Develop NS has already put out an RFP for a second round, asking for bids on the Eastern Shore and other rural areas that were ignored in the first round.
In an interview, Monique Arsenault, Director of Innovation at Develop NS, said the agency expected to announce the results of this round sometime this summer. “Our mandate is to reach that greater that 95% access goal,” Arsenault, “and we’ll be pushing for 100%. If this round still leaves some areas out, then we’ll either do another around, or look at what other tools we could use to make it happen.”
On the question of the pricing of service, Arsenault said, “We do have criteria that require competitiveness of pricing. A product in a rural area has to be priced the same as a comparable product in a city center. We have service delivery agreements that we will monitor to make sure that the providers are delivering the connection speeds they promised.”
In an effort to further accelerate this process, the province recently announced an additional $15 million for this program. “We want to facilitate the removal of all the barriers we can to get the work done quicker,” Arsenault said. “And we’re also looking at finding ways to help providers relieve some of the congestion on their networks from all the additional usage.”
The federal government is preparing to shovel up to $6 billion “to help every Canadian access high-speed Internet at minimum speeds of 50/10 Mbps” over the next ten years, using a new Universal Broadband Fund.

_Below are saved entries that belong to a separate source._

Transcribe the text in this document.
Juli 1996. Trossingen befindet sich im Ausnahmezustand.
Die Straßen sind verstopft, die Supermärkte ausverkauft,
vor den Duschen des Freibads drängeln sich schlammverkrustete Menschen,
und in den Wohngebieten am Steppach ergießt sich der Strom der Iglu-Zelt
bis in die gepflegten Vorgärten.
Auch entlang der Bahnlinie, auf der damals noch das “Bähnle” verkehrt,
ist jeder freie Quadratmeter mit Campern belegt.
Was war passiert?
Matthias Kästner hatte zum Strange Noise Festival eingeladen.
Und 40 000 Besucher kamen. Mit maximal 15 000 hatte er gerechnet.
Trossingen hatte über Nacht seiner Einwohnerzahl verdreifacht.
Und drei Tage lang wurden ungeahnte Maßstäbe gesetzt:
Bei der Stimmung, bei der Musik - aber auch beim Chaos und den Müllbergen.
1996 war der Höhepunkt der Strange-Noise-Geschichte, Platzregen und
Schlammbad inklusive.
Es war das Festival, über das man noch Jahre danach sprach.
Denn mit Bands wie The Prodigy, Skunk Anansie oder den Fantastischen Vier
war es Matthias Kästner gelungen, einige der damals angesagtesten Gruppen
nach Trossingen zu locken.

But even with better infrastructure and access, people may still be unable to pay monthly fees of $100 or more. The province does not provide funds to subsidize Internet charges. The federal government has a program called “Connecting Families” under which families with incomes below $31,000 a year can get Internet access for $10 a month, with the government paying the rest. However, this program is only available to families who are receiving the maximum Canada Child Benefit who have received a letter authorizing them to participate.